The Oneida slowly hauled the fish upward. If the fish didn't flop or leap, the steady pull would be enough to land him even though the men stood forty-five feet above the water's surface.

"Deep hole. Good for Whitefish."

"Yes, yes," said Manny. "I get it."

And it was a Whitefish. Jerry White Pine smiled as he used his friend's pocket-sized scales. "let's see. Three and a half pounds. Pretty small. But still, a fact, eh?"

"Yes, Jerry, a small fact, and no, I did not see it on my laptop. Crazy stuff, this White Man's magic box, right? I know you, Jerry."

"Don't have to say nothing. You just said it for me."

Jerry stacked stones to form a fireplace, placed dry pine needles between them with splintered branches, and started the fire. As he was scaling and filleting the fish with his belt-sheathed knife, he fed larger sticks between the granite. The Oneida placed the firm fillets over the

narrow opening when the fire was hot but not too hot. "Rather let it sit for awhile so it won't curl up," said the Indian as if to himself. "But what the hell, I'm hungry."

All the time, Manny Estabon plunked on his computer.

"Whatcha doing, fact man?"

"Writing next week's article."

"What about?"

"Quebec and the Voyageurs."

"I heard about them. What do you know about them?"

"Not much. But the encyclopedia software fills in the gaps."

"Encyclopedia soft ware?" and he looked over his friend's shoulder. He knew about computers. Reservation School had bought half a room full when he was in Grade Twelve. But he didn't know much about recent software or what could be downloaded on hard drives or discs.
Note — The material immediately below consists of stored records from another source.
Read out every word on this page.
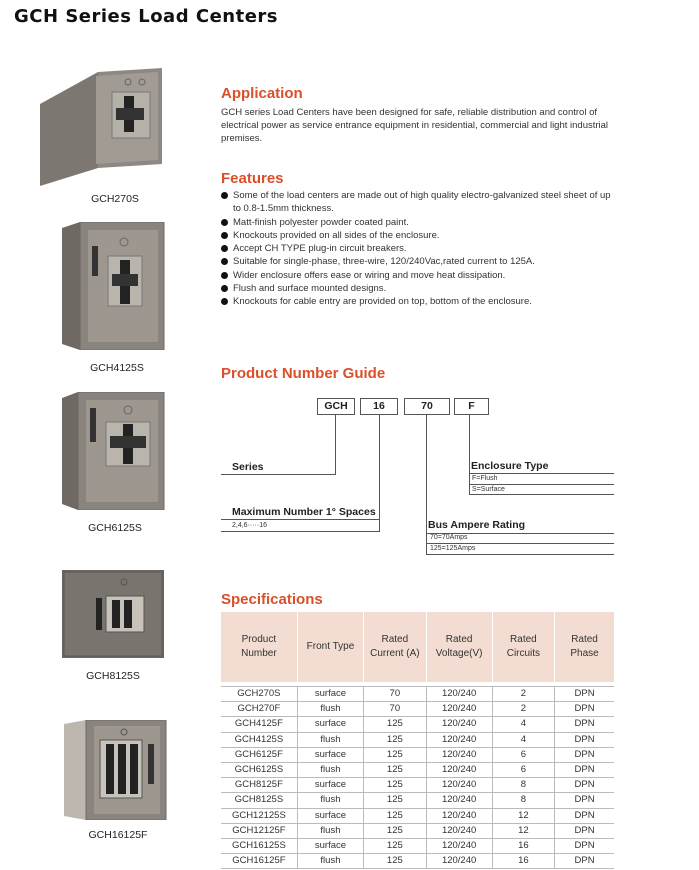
GCH Series Load Centers
GCH270S
GCH4125S
GCH6125S
GCH8125S
GCH16125F
Application
GCH series Load Centers have been designed for safe, reliable distribution and control of electrical power as service entrance equipment in residential, commercial and light industrial premises.
Features
Some of the load centers are made out of high quality electro-galvanized steel sheet of up to 0.8-1.5mm thickness.
Matt-finish polyester powder coated paint.
Knockouts provided on all sides of the enclosure.
Accept CH TYPE plug-in circuit breakers.
Suitable for single-phase, three-wire, 120/240Vac,rated current to 125A.
Wider enclosure offers ease or wiring and move heat dissipation.
Flush and surface mounted designs.
Knockouts for cable entry are provided on top, bottom of the enclosure.
Product Number Guide
GCH	16	70	F
Series
Maximum Number 1° Spaces
2,4,6·····16	Bus Ampere Rating
70=70Amps
125=125Amps
Enclosure Type
F=Flush
S=Surface
Specifications
Product Number	Front Type	Rated Current (A)	Rated Voltage(V)	Rated Circuits	Rated Phase

GCH270S	surface	70	120/240	2	DPN
GCH270F	flush	70	120/240	2	DPN
GCH4125F	surface	125	120/240	4	DPN
GCH4125S	flush	125	120/240	4	DPN
GCH6125F	surface	125	120/240	6	DPN
GCH6125S	flush	125	120/240	6	DPN
GCH8125F	surface	125	120/240	8	DPN
GCH8125S	flush	125	120/240	8	DPN
GCH12125S	surface	125	120/240	12	DPN
GCH12125F	flush	125	120/240	12	DPN
GCH16125S	surface	125	120/240	16	DPN
GCH16125F	flush	125	120/240	16	DPN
Jerry White Pine kept his eyes on the monitor and his nose on the fish.

"Pretty nifty," said Jerry. "All those names, miles, weights, and prices of pelts. Even size of canoes and length of por-tajes all the way from Algonquin to Blackfoot country. Regular magic box. Here, you better eat this before it turns black.

And the two friends, companions since their days as Adirondack Pack Mules, ate the pine-smoked fish.

When Manny had licked his fingers and plunked the last period on his column, he smiled and said, "It's done, thanks to the encyclopedia."

"Okay," said Jerry White Pine. "I won't say it again. Already said it."

"About the computer not being able to tell you that you would catch a Whitefish and how much it'd weigh?"

Jerry nodded.

"Still, you must admit, it's is a hell of a lot easier to carry a magic box in the woods than a whole set of encyclopedias. What if this were a five-mile por-taj, Pack Mule?"